Route 2 intersects with Bogor Outer Ring Road Toll located 2.5 km southwest of Bogor northern limit, after which its alignment is turns to north-south direction. After the intersection, Route 2 is carried by Jl. KS. Tubun for 580 m, then by Jl. Raya Pajajaran after Warung Jambu Junction. It then reaches the downtown some 3.5 kilometers southward. It is where Bogor's most prominent landmark, Bogor Botanical Gardens is located. Bogor Agricultural University (Baranangsiang campus) and Botani Square Mall are also located nearby. Not far from the landmarks, Route 2 intersects with Bogor Toll Plaza, located across Baranangsiang Bus Station, the largest bus station in Bogor. In Sukasari, located two kilometers southeastward, Route 12, running concurrently with Route 11 coming from Rangkasbitung, converges with Route 2. The junction marks the southern terminus of Route 12, but Route 11 doesn't, it runs concurrently with Route 2 instead. Route 2 is then carried by Jl. Raya Tajur for five kilometers.

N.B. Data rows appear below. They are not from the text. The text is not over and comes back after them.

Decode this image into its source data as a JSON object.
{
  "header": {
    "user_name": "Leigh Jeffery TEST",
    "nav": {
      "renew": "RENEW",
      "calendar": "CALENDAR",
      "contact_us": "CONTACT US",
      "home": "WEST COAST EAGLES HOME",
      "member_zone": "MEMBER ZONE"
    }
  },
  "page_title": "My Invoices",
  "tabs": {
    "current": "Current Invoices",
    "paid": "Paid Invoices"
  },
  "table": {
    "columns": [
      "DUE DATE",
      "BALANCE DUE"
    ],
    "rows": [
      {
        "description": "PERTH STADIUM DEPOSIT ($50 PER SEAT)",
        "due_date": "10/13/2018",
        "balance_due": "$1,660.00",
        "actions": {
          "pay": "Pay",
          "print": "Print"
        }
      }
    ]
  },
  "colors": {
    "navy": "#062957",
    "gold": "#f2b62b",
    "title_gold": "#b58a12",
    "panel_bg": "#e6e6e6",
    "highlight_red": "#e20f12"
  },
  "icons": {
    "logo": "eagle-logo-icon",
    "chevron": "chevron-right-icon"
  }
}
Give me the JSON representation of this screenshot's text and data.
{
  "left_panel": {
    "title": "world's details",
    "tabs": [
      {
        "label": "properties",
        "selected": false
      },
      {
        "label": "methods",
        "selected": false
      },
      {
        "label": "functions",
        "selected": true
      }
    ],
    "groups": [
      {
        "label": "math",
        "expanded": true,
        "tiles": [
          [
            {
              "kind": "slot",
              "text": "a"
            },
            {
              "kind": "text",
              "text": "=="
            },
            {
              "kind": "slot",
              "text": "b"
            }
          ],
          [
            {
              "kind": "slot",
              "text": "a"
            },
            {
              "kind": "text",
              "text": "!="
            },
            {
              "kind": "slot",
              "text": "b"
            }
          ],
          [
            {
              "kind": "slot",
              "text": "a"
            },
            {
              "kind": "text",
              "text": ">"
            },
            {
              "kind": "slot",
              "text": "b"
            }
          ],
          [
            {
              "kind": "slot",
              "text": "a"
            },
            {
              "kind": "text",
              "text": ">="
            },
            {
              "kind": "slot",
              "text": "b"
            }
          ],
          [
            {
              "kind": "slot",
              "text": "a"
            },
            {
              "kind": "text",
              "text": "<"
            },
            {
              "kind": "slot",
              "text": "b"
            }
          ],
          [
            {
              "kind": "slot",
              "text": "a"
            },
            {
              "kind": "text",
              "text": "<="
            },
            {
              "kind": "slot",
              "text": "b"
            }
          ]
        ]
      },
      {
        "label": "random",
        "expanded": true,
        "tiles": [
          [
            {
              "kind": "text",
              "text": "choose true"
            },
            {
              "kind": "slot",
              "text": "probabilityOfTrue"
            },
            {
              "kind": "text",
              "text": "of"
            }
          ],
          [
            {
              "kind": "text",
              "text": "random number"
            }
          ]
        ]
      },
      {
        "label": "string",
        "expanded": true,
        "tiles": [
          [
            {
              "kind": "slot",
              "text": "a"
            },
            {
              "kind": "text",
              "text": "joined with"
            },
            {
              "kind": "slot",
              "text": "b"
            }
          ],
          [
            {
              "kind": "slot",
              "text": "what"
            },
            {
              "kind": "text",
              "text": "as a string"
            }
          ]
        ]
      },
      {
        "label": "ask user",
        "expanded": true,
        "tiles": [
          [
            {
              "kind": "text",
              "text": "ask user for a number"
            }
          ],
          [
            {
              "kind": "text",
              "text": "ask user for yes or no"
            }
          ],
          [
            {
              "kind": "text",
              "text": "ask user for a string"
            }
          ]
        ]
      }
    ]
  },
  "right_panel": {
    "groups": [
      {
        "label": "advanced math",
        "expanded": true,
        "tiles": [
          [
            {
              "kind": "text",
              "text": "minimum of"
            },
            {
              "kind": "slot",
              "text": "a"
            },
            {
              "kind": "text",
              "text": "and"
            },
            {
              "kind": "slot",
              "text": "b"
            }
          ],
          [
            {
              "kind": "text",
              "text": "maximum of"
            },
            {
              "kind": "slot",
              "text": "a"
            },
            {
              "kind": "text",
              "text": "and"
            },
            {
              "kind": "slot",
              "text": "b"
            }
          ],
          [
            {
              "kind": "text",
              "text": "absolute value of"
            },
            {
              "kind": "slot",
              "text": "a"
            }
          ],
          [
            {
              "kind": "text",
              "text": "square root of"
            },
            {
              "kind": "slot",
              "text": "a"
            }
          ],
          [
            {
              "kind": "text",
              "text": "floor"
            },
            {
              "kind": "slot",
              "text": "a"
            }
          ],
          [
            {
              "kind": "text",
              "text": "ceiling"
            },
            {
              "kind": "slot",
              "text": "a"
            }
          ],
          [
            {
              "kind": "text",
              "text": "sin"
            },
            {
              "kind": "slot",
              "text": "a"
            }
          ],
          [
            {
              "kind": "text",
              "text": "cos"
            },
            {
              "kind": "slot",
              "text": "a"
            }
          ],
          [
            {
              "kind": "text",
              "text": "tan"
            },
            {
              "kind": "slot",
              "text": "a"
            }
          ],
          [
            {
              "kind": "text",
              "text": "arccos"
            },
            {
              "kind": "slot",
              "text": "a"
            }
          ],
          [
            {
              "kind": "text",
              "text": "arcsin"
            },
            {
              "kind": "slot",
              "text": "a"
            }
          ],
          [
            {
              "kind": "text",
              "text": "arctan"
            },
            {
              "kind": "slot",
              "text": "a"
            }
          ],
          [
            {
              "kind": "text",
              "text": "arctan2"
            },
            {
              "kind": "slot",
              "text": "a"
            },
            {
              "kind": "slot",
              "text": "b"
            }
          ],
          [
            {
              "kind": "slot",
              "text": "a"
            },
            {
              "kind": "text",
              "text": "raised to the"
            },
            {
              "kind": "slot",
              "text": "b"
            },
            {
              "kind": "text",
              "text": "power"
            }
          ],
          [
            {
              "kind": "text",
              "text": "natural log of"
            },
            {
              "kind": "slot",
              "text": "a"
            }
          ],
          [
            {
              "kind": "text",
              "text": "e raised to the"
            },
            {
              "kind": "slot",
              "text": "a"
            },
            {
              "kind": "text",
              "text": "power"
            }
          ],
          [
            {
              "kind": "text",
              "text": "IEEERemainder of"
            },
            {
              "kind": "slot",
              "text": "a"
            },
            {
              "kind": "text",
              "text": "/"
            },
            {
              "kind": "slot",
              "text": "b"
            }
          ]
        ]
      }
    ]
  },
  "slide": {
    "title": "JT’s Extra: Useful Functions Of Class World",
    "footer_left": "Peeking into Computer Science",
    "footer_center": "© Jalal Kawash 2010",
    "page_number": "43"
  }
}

After Ciawi Junction, Route 2 turns to the south. The junction also serves as the southernmost terminus of JaGorAwi Toll Road and the divergent point of Route 2 and Route 11; the latter proceeds eastward to Cianjur via Puncak, following the path of Great Post Road. A three-way junction in Warungnangka hamlet marks the complete entrance of the route into Bogor Regency; the route is previously divided between Bogor Regency in eastern side and Bogor City in western side. After encountering a junction in Tapos, located 700 m southward, Route 2 curves to the southwest, passing through mountainous area as it stretches on the slopes of Mount Salak, Mount Gede, and Mount Pangrango. Route 2 turns southward in Caringin, located 3.3 km later. Route 2 curves to the southwest three kilometers later in Cisempur hamlet. It later overpasses Southern railway line in Cigombong 2.2 km later, near a three-way junction. Before that it passes near Lake Lido.

Within one kilometer southward, Route 2 enters Sukabumi Regency. One kilometer later, the route curves to the west for one kilometer. It then proceeds south for 800 m, followed by a southwestward curving. It encounters a railway crossing in Cicurug some 2.8 km later. Continuing 9.5 km south via curvaceous path, it overpasses the railway line in Parung Kuda. Until reaching Downtown Cibadak, the railway still largely runs parallel with the route. After overcrossing Cicatih River some 9.5 km southeastwards, Route 2 merges with Route 3 coming from Pelabuhan Ratu, seat of Sukabumi Regency. Route 3 succeeds Route 2 in going into Sukabumi City.